Big data is a somewhat nebulous term, but “more data to more effect” sums it up nicely. Companies realized that data generated from the web and social media could be used to create an improved and personalized user experience, which could drive greater adoption and generate even more data. This big data positive feedback loop became a critical success factor for companies competing on the web.
Big data required new technology for the economical storage and processing of masses of loosely structured data. Hadoop seemed custom-made for the task. The concept of the “data lake”—a vast reservoir of priceless company data—was born.
The Reality
Unfortunately, while Hadoop provided an economical platform for big data storage, it offered very little in the way of analytic capabilities. At the biggest companies, elite data scientists crafted sophisticated machine learning models on top of Hadoop. But in the mid-market, these skills were in short supply. Consequently, many Hadoop data lakes became “data swamps” full of stale and unused data.

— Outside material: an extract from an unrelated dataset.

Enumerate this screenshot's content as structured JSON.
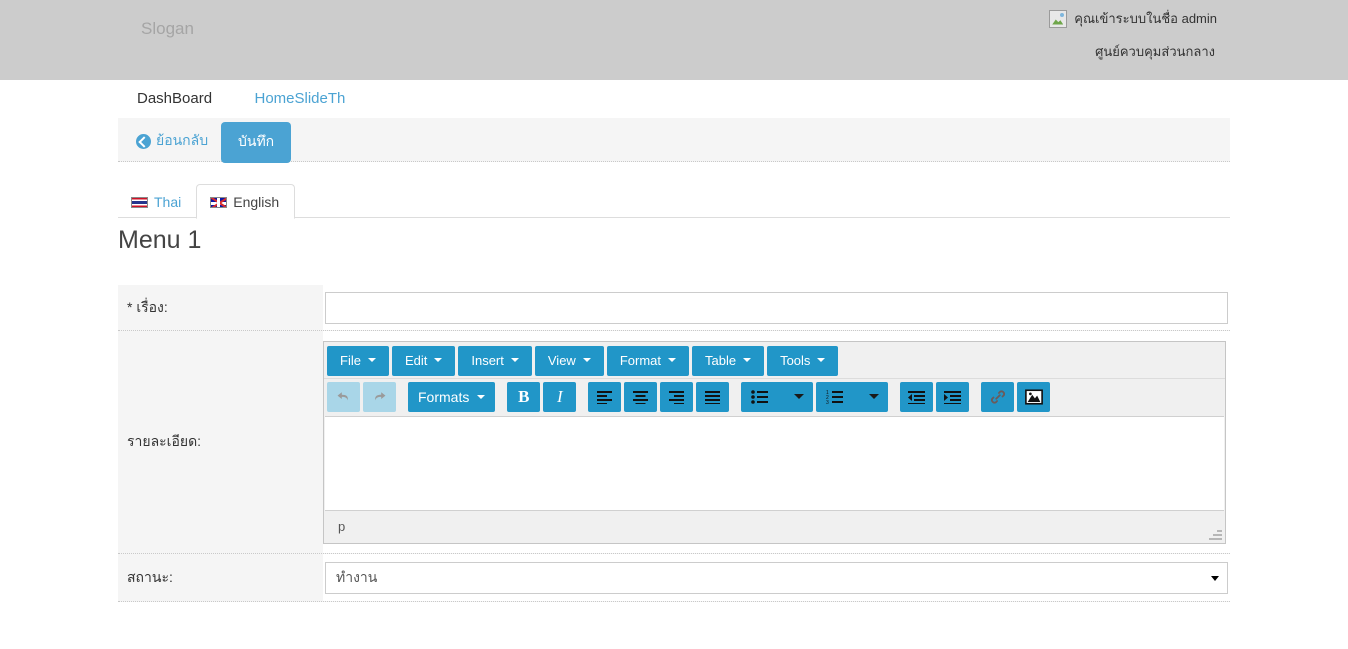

The data lake was typically an on-premise deployment. As companies migrated their assets to the cloud, they typically found alternatives to both the Hadoop storage layer (HDFS) and the Hadoop processing engine.
New Alternatives
Over time, the compute layer of choice for big data analytics increasingly became Spark. Spark is somewhat Hadoop-inspired, but is based on memory computation rather than disk-based brute force. It’s far more suitable for iterative machine learning and analytic analyses.
Spark is storage platform-agnostic, though it works very well with HDFS. However, cloud vendors offered object storage that was very cost-effective when compared to HDFS. Consequently, as workloads moved into the cloud, they tended to move off HDFS and onto cloud storage such as Amazon’s S3 or Azure’s Blob Storage.
Companies disillusioned by the failure of Hadoop data lake projects have also turned to next-generation data warehousing solutions. For instance, the Snowflake data warehouse provides elastic cloud processing, support for very large databases, and a familiar SQL interface together with strong support for unstructured data.
A Pivotal Technology
To describe Hadoop as dead is extreme. Large Hadoop clusters are liable to be around for decades to come. However, it’s hard to see Hadoop making a comeback in the era of cloud dominance.
Regardless of its long-term prospects, Hadoop remains a pivotal technology in the history of databases. Hadoop was one of the key technologies that broke the stranglehold of relational databases, and it forced a shift in the way in which we think about and store data. Prior to Hadoop, raw data was generally transformed as it was loaded into a data warehouse and the original data discarded. Today, companies of all sizes recognize the importance of keeping original data as a potentially valuable asset, and we live in a world in which little or no data is ever discarded—for better or worse.